Doctor of Philosophy (PhD)

Graduate Group

Cell & Molecular Biology

First Advisor

Ben Z. Stanger

Abstract

During cancer progression, tumor cells undergo various molecular and phenotypic changes collectively referred to as “plasticity,” leading to both cell autonomous and non-cell autonomous consequences. There is increasing evidence that epigenetic modifiers – enzymes and complexes involved in the removal, deposition, and molecular interpretation of chromatin post-translational modifications – play an important role in regulating tumor plasticity. Still, our understanding of how or even the extent to which chromatin-based mechanisms contribute to tumor biology remains limited. Here we employed CRISPR-based forward genetic screening to unbiasedly address the epigenetic basis of tumor plasticity. Through an in vitro screen, we first identified two histone-modifying enzymes involved in the writing and erasing of H3K36me2 that act reciprocally to regulate epithelial plasticity, a particular form of cellular plasticity whereby cells transition between epithelial and mesenchymal states, as well as tumor differentiation and metastasis. Mechanistically, we found that global changes in H3K36me2 reprogram enhancers associated with master transcriptional regulators of the mesenchymal state.

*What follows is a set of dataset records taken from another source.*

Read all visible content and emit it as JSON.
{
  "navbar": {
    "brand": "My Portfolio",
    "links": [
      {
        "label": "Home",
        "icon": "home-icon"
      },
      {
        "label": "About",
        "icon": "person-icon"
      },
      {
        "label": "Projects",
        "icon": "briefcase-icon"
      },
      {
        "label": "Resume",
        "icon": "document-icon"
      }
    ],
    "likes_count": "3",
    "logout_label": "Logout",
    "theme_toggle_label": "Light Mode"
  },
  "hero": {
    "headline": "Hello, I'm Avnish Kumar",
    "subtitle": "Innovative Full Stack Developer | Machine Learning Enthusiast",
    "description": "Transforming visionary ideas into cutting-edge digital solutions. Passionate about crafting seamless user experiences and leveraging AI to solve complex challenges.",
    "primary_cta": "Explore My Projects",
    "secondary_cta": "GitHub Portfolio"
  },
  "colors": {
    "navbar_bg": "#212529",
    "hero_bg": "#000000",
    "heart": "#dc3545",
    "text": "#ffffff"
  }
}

While these results indicate that a large-scale, epigenome-wide mechanism underlies epithelial plasticity in cancer, we subsequently identified focal epigenetic alterations as the basis for microenvironmental plasticity. Specifically, using an in vivo CRISPR-Cas9 screen, we identified the histone demethylase KDM3A as a potent tumor cell-intrinsic epigenetic regulator of the immune microenvironment. Through transcriptomic and epigenomic analyses, we found that KDM3A and its two downstream mediators, KLF5 and SMAD4, transcriptionally converge on EGFR to suppress T cell infiltration, and that loss of any of the components of this molecular axis is sufficient to convert the immune microenvironment from non-T cell-inflamed to T cell-inflamed, thereby sensitizing tumors to combination immunotherapy. Thus, using the power of CRISPR genetic screening, we identified key epigenetic determinants of cellular plasticity, which lead to both cell intrinsic and extrinsic changes. These epigenetic modifiers also represent a promising class of therapeutic targets for some of the most lethal aspects of tumor progression, including metastasis and therapy resistance.